Malacoplakia of the urinary tract

Dr Henry Knipe and Radswiki et al.

Malacoplakia of the urinary tract is an uncommon chronic granulomatous inflammatory disease of the bladder wall. Malakoplakia (meaning "soft plaque") can affect any organ, but the urinary bladder is the commonest location.


Malacoplakia has a peak incidence in middle age, and has a female-to-male ratio of 4:1 1. The disease is more common in patients who are immunocompromised or those with diabetes mellitus. 

Clinical presentation

Presenting symptoms include gross hematuria and signs of urinary tract infection, with Escherichia coli infection being very commonly found to coexist.  


Although infection with E. coli is very commonly observed but impaired host defence and defective phagocytosis is considered important part of the pathogenesis 1.


Michaelis-Gutmann bodies are histologic hallmark which are intracellular inclusions in the large histiocytes containing calcium 2.

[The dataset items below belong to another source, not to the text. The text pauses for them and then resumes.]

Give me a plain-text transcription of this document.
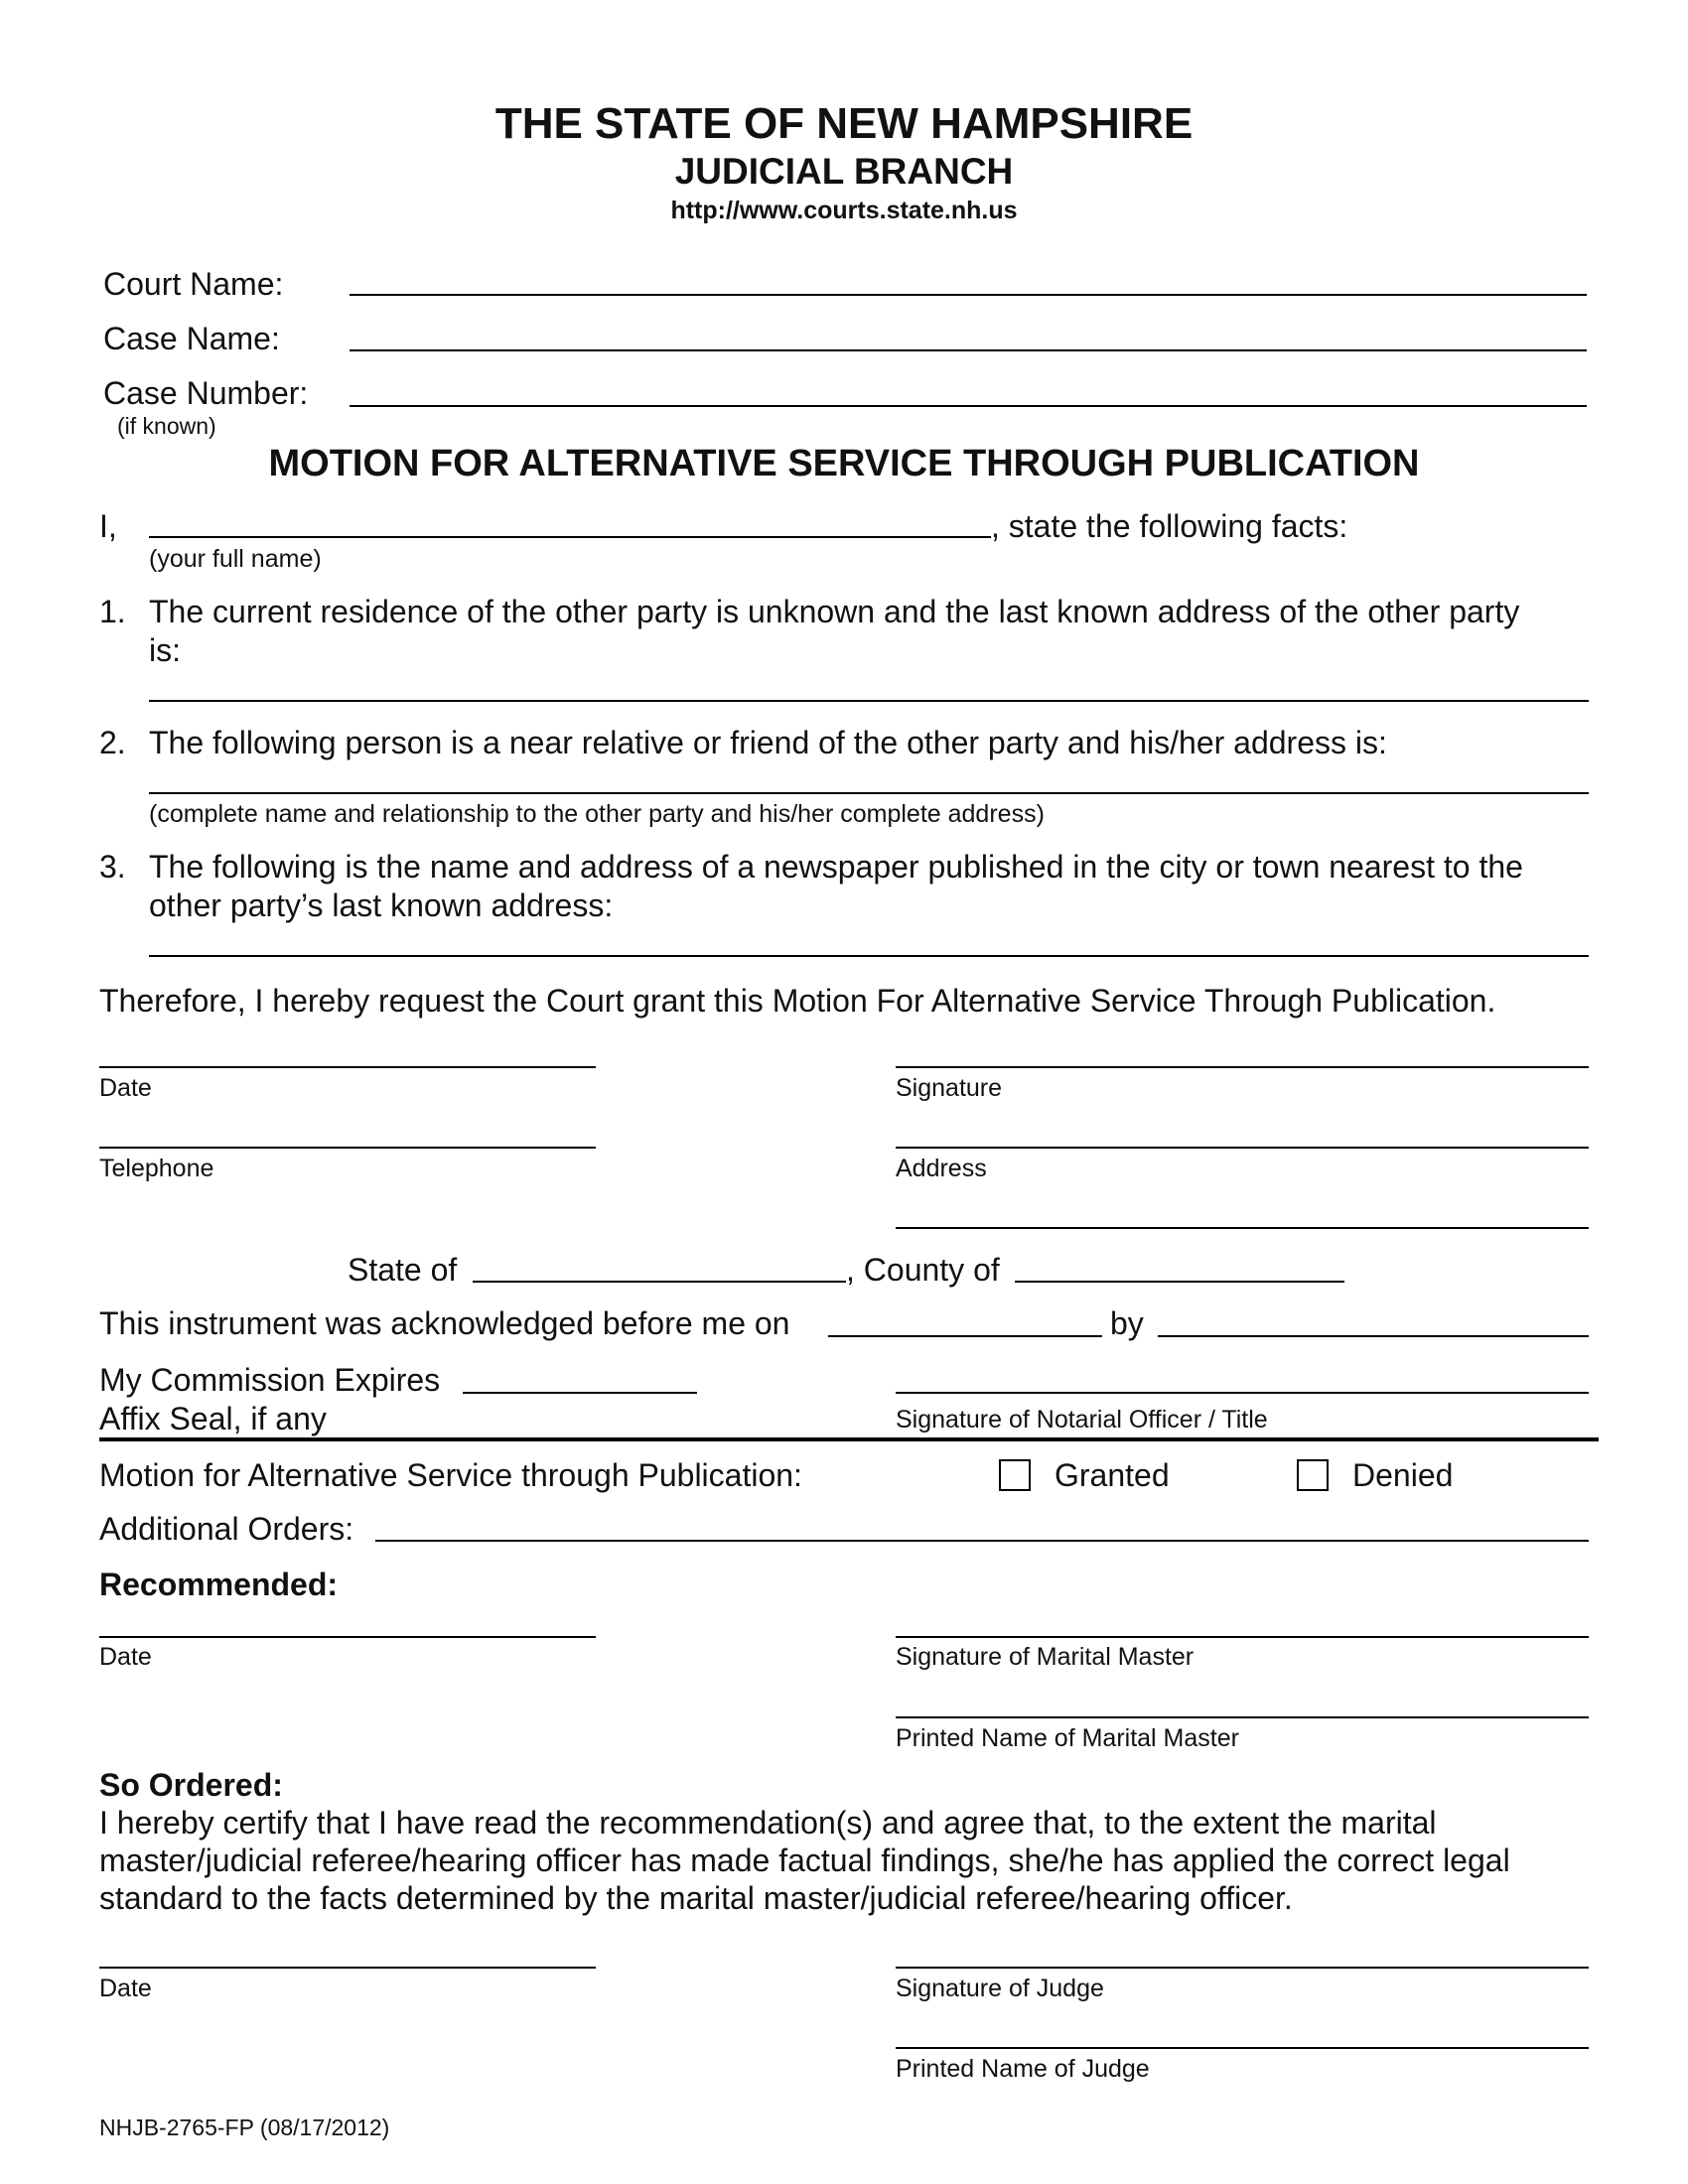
THE STATE OF NEW HAMPSHIRE
JUDICIAL BRANCH
http://www.courts.state.nh.us
Court Name:
Case Name:
Case Number:
(if known)
MOTION FOR ALTERNATIVE SERVICE THROUGH PUBLICATION
I,	, state the following facts:
(your full name)
1. The current residence of the other party is unknown and the last known address of the other party
is:
2. The following person is a near relative or friend of the other party and his/her address is:
(complete name and relationship to the other party and his/her complete address)
3. The following is the name and address of a newspaper published in the city or town nearest to the
other party’s last known address:
Therefore, I hereby request the Court grant this Motion For Alternative Service Through Publication.
Date	Signature
Telephone	Address
State of	, County of
This instrument was acknowledged before me on	by
My Commission Expires
Affix Seal, if any	Signature of Notarial Officer / Title
Motion for Alternative Service through Publication:	Granted	Denied
Additional Orders:
Recommended:
Date	Signature of Marital Master
Printed Name of Marital Master
So Ordered:
I hereby certify that I have read the recommendation(s) and agree that, to the extent the marital
master/judicial referee/hearing officer has made factual findings, she/he has applied the correct legal
standard to the facts determined by the marital master/judicial referee/hearing officer.
Date	Signature of Judge
Printed Name of Judge
NHJB-2765-FP (08/17/2012)
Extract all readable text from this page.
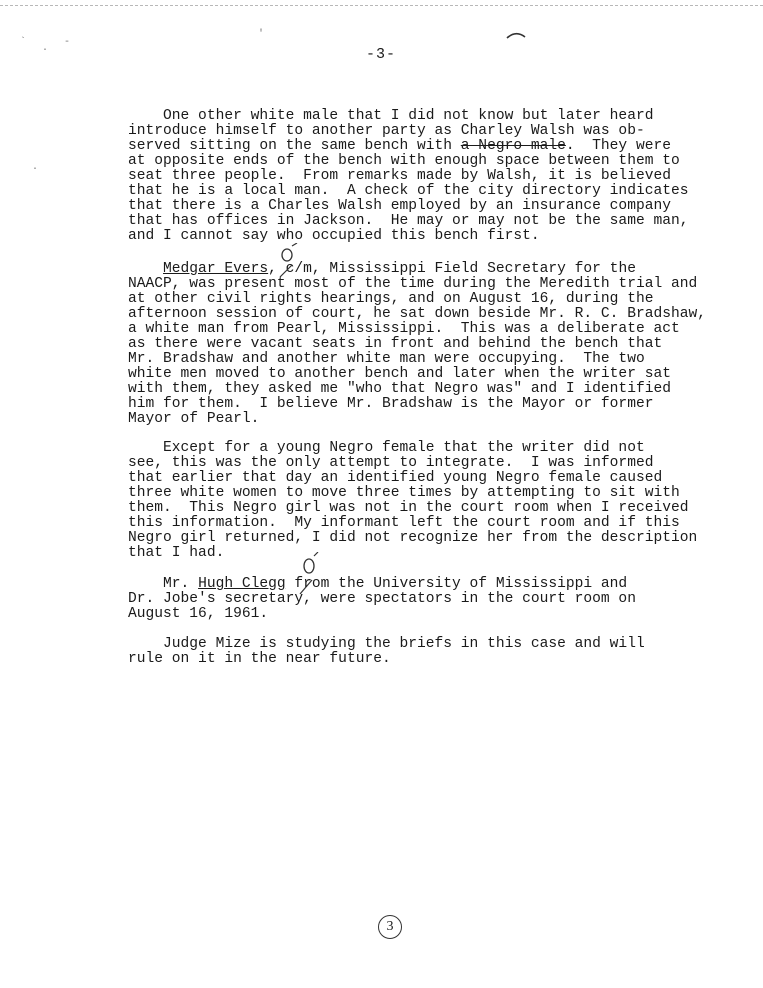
`
.
-
'
.
-3-
One other white male that I did not know but later heard
introduce himself to another party as Charley Walsh was ob-
served sitting on the same bench with a Negro male.  They were
at opposite ends of the bench with enough space between them to
seat three people.  From remarks made by Walsh, it is believed
that he is a local man.  A check of the city directory indicates
that there is a Charles Walsh employed by an insurance company
that has offices in Jackson.  He may or may not be the same man,
and I cannot say who occupied this bench first.
Medgar Evers, c/m, Mississippi Field Secretary for the
NAACP, was present most of the time during the Meredith trial and
at other civil rights hearings, and on August 16, during the
afternoon session of court, he sat down beside Mr. R. C. Bradshaw,
a white man from Pearl, Mississippi.  This was a deliberate act
as there were vacant seats in front and behind the bench that
Mr. Bradshaw and another white man were occupying.  The two
white men moved to another bench and later when the writer sat
with them, they asked me "who that Negro was" and I identified
him for them.  I believe Mr. Bradshaw is the Mayor or former
Mayor of Pearl.
Except for a young Negro female that the writer did not
see, this was the only attempt to integrate.  I was informed
that earlier that day an identified young Negro female caused
three white women to move three times by attempting to sit with
them.  This Negro girl was not in the court room when I received
this information.  My informant left the court room and if this
Negro girl returned, I did not recognize her from the description
that I had.
Mr. Hugh Clegg from the University of Mississippi and
Dr. Jobe's secretary, were spectators in the court room on
August 16, 1961.
Judge Mize is studying the briefs in this case and will
rule on it in the near future.
3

Within the urinary tract, the bladder is the most frequently affected organ (40% of patients with malacoplakia).

Radiographic features

Imaging characteristics of malacoplakia are varied, and most commonly observed within the bladder, although plaques may also occur in the ureters.

Malacoplakia may present as multiple, polypoid, vascular, solid masses or as circumferential wall thickening, associated with vesicoureteral reflux and dilatation of the upper urinary tract. These masses vary in size from a few millimeters to several centimeters. Occasionally, malacoplakias can be locally aggressive and invades surrounding structures even causing bone erosions 1.  

Treatment and prognosis

Although malacoplakia may be extremely aggressive, invading the perivesical space, and it can even cause bone destruction, non-surgical medical management is the mainstay of treatment, and as such biopsy for accurate diagnosis is essential. 

Treatment regimens include antibiotics, ascorbic acid, and a cholinergic agonist 1.

History and etymology

The term derives from "μαλακία" (malakia: "soft") and "μαλακία" (plakia: "slab/plaque").

The terms "malaco"plakia and "malako"plakia are used interchangeably as latinisations of "μαλακία".

The term was first used by Von Hansseman, but the condition was first described by Michaelis and Gutmann in 1902 1.